Sales in the quarter of $15.9 billion were 13 percent higher than $14.1 billion a year ago with 10 percent of the growth organic.
Based on first half results and ongoing trends, RTC increased its outlook for earnings, sales and free cash flow for 2021. The guidance for sales was increased by $500 million on the low end of the range to between $64.4 billion and $65.4 billion, with gains driven primarily by the Collins Aerospace segment followed by the other three operating groups.

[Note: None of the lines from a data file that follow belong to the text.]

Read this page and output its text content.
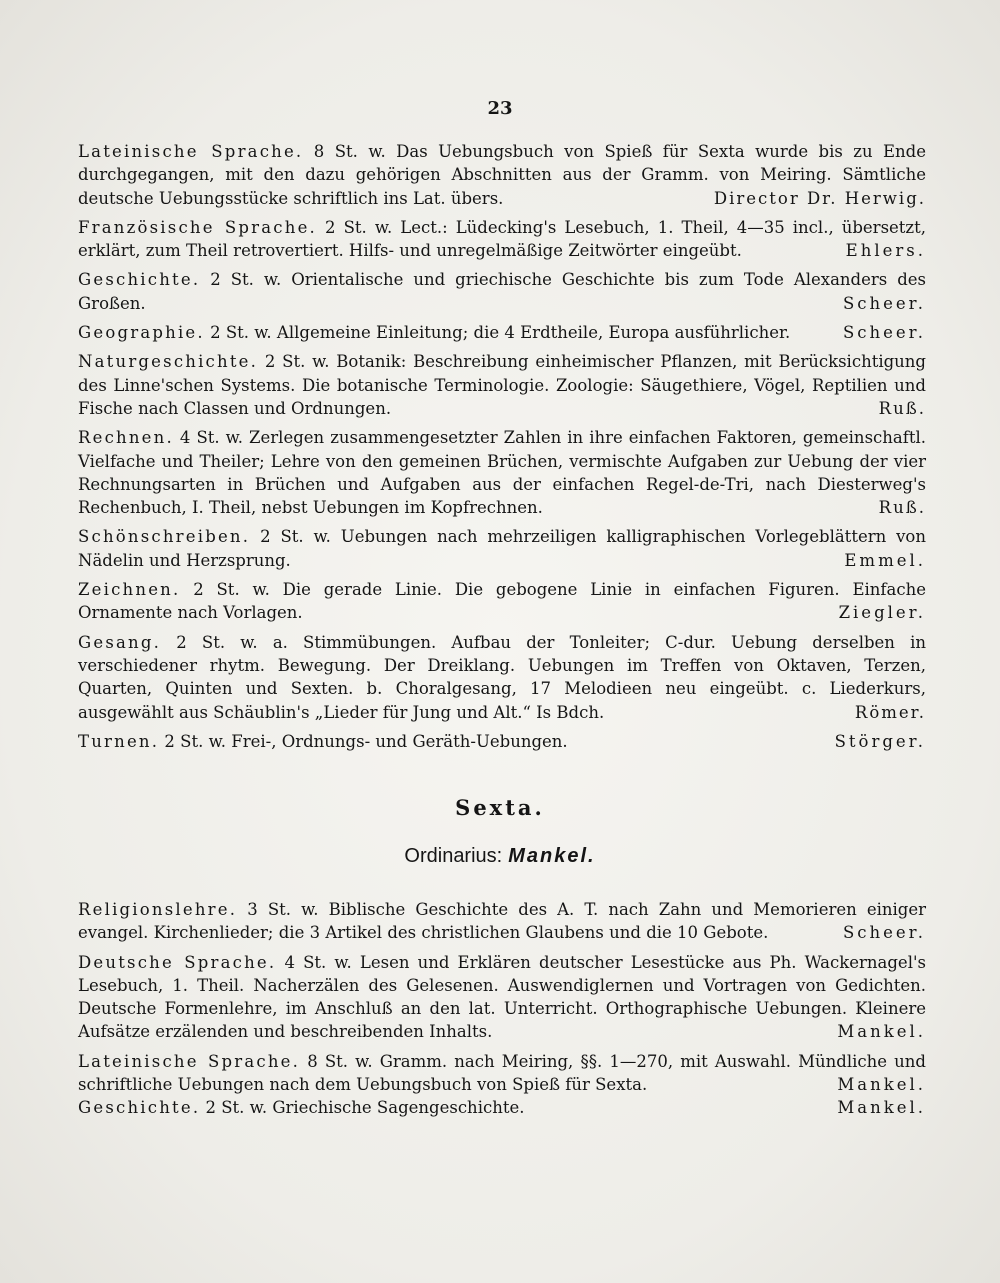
23

Lateinische Sprache. 8 St. w. Das Uebungsbuch von Spieß für Sexta wurde bis zu Ende durchgegangen, mit den dazu gehörigen Abschnitten aus der Gramm. von Meiring. Sämtliche deutsche Uebungsstücke schriftlich ins Lat. übers.	Director Dr. Herwig.

Französische Sprache. 2 St. w. Lect.: Lüdecking's Lesebuch, 1. Theil, 4—35 incl., übersetzt, erklärt, zum Theil retrovertiert. Hilfs- und unregelmäßige Zeitwörter eingeübt.	Ehlers.

Geschichte. 2 St. w. Orientalische und griechische Geschichte bis zum Tode Alexanders des Großen.	Scheer.

Geographie. 2 St. w. Allgemeine Einleitung; die 4 Erdtheile, Europa ausführlicher.	Scheer.

Naturgeschichte. 2 St. w. Botanik: Beschreibung einheimischer Pflanzen, mit Berücksichtigung des Linne'schen Systems. Die botanische Terminologie. Zoologie: Säugethiere, Vögel, Reptilien und Fische nach Classen und Ordnungen.	Ruß.

Rechnen. 4 St. w. Zerlegen zusammengesetzter Zahlen in ihre einfachen Faktoren, gemeinschaftl. Vielfache und Theiler; Lehre von den gemeinen Brüchen, vermischte Aufgaben zur Uebung der vier Rechnungsarten in Brüchen und Aufgaben aus der einfachen Regel-de-Tri, nach Diesterweg's Rechenbuch, I. Theil, nebst Uebungen im Kopfrechnen.	Ruß.

Schönschreiben. 2 St. w. Uebungen nach mehrzeiligen kalligraphischen Vorlegeblättern von Nädelin und Herzsprung.	Emmel.

Zeichnen. 2 St. w. Die gerade Linie. Die gebogene Linie in einfachen Figuren. Einfache Ornamente nach Vorlagen.	Ziegler.

Gesang. 2 St. w. a. Stimmübungen. Aufbau der Tonleiter; C-dur. Uebung derselben in verschiedener rhytm. Bewegung. Der Dreiklang. Uebungen im Treffen von Oktaven, Terzen, Quarten, Quinten und Sexten. b. Choralgesang, 17 Melodieen neu eingeübt. c. Liederkurs, ausgewählt aus Schäublin's „Lieder für Jung und Alt.“ Is Bdch.	Römer.

Turnen. 2 St. w. Frei-, Ordnungs- und Geräth-Uebungen.	Störger.

Sexta.
Ordinarius: Mankel.

Religionslehre. 3 St. w. Biblische Geschichte des A. T. nach Zahn und Memorieren einiger evangel. Kirchenlieder; die 3 Artikel des christlichen Glaubens und die 10 Gebote.	Scheer.

Deutsche Sprache. 4 St. w. Lesen und Erklären deutscher Lesestücke aus Ph. Wackernagel's Lesebuch, 1. Theil. Nacherzälen des Gelesenen. Auswendiglernen und Vortragen von Gedichten. Deutsche Formenlehre, im Anschluß an den lat. Unterricht. Orthographische Uebungen. Kleinere Aufsätze erzälenden und beschreibenden Inhalts.	Mankel.

Lateinische Sprache. 8 St. w. Gramm. nach Meiring, §§. 1—270, mit Auswahl. Mündliche und schriftliche Uebungen nach dem Uebungsbuch von Spieß für Sexta.	Mankel.

Geschichte. 2 St. w. Griechische Sagengeschichte.	Mankel.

The outlook for adjusted earnings is now between $3.85 and $4 EPS versus prior guidance of between $3.50 and $3.70 EPS. About half of the increase comes from the operating segments, mainly Collins, and another half from tax benefits, Neil Mitchill, RTC’s chief financial officer, said on the company’s earnings call with analysts.
Free cash flow is expected to be between $4.5 billion and $5 billion versus the prior target of about $4.5 billion. Free cash flow in the quarter was $966 million.
Commercial aerospace sales have recovered faster than expected due to strength in certain domestic markets, particularly the U.S. and China, and to a lesser degree Europe, but international travel remains depressed, Greg Hayes, RTC’s chairman and CEO, said on the earnings call. He doesn’t expect a “complete return of air traffic to pre-COVID levels until 2024,” which would include international traffic.
At the operating level, RTC’s two primary defense businesses, Raytheon Intelligence & Space, and Raytheon Missiles & Defense, both enjoyed strong double-digit increases in sales and operating profit, driven by airborne intelligence, surveillance and reconnaissance programs, classified cyber programs, international Patriot air and missile defense, the Stormbreaker precision-guided glide bomb, productivity improvements and a sales mix that favored higher margin programs.
Defense-related sales at the Pratt & Whitney aircraft engine segment and at Collins were down.
Hayes still expects the company to be able to grow its defense business in the 3 to 5 percent range annually through 2025 and said the Biden administration’s fiscal year 2022 budget request for the Defense Department funds key RTC production and development programs. International defense sales will continue bolster defense growth, he also said.
Backlog at the end of the second quarter stood at $151.8 billion, $85.7 billion of which is for commercial aerospace and $66.1 billion for defense. Backlog is up a percent from $150.1 billion at the end of 2020.
RTC added another $200 million in expected cost savings synergies stemming from the April 2020 merger of United Technologies Corp. and Raytheon Co. The new savings target is $1.5 billion.